Guide to Using Pre-trained Large Language Models of Source Code
This guide provides a comprehensive overview of using pre-trained large language models (LLMs) for source code generation and analysis, focusing on the models and resources available through the Code-LMs project on GitHub.
Setup and Installation
The Code-LMs project utilizes the GPT NeoX toolkit. To get started, you'll need to download a pre-trained checkpoint from the provided Zenodo repository. These checkpoints can range in size up to 6GB and require a similar amount of GPU memory to run; CPU execution is not recommended.

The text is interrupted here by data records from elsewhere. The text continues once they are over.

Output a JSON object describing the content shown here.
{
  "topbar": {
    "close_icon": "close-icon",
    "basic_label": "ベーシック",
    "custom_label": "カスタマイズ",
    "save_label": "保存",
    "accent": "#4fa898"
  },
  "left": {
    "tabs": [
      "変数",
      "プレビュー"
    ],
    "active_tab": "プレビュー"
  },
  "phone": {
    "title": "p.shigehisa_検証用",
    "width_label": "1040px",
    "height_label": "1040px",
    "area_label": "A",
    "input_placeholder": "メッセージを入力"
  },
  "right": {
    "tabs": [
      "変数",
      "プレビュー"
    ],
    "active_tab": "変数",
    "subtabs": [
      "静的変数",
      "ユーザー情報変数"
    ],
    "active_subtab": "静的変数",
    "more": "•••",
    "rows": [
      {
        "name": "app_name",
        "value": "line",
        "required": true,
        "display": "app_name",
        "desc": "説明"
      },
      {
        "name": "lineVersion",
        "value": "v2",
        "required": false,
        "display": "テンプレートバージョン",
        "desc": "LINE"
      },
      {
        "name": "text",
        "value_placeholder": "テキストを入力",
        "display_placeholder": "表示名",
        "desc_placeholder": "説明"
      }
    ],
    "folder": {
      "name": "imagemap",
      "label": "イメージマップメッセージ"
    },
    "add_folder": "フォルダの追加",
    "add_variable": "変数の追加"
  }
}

You can choose to build the project from source using a forked version of the NeoX repository, or leverage a pre-built Docker image for easier setup.
From Source
The project's GitHub repository contains a fork of the GPT-NeoX repository with modifications to handle tabs and newlines in tokenization. Building from source allows for greater customization but requires familiarity with the GPT-NeoX toolkit.
Via Docker
A Docker image is available on DockerHub, simplifying the setup process. This image can be used with the downloaded checkpoint files.
Code Generation
Once the environment is set up, code generation is performed using the generate.py
script. The script accepts prompts and generates code based on the provided model. Parameters such as temperature can be adjusted to control the randomness of the generated code.
Models
Several models are available, including PolyCoder (available in various sizes), trained on a large corpus of code across multiple programming languages. The models are available on HuggingFace and Zenodo.
PolyCoder
PolyCoder is a multilingual model trained on a massive dataset of code from various programming languages. It's available in different sizes (160M, 405M, and 2.7B parameters), offering a trade-off between performance and resource requirements.
Datasets
The models were trained on a 249GB multilingual corpus of code, collected from popular GitHub repositories. The dataset includes code from 12 programming languages and has been cleaned and deduplicated to improve training quality.
Evaluation
The project includes methods for evaluating the models' performance using metrics such as perplexity and HumanEval. Detailed instructions for replicating these evaluations are provided in the repository.
Caveats
The models have some limitations. They were not trained to solve programming problems directly and may not perform as well as models trained on natural language prompts. Whitespace is crucial for proper model input, and the model may generate random new files once it reaches the end of the current one.
Conclusion
The Code-LMs project offers a valuable resource for researchers and developers interested in using LLMs for code generation and analysis. The detailed instructions and available models make it a great starting point for exploring the capabilities of these powerful tools.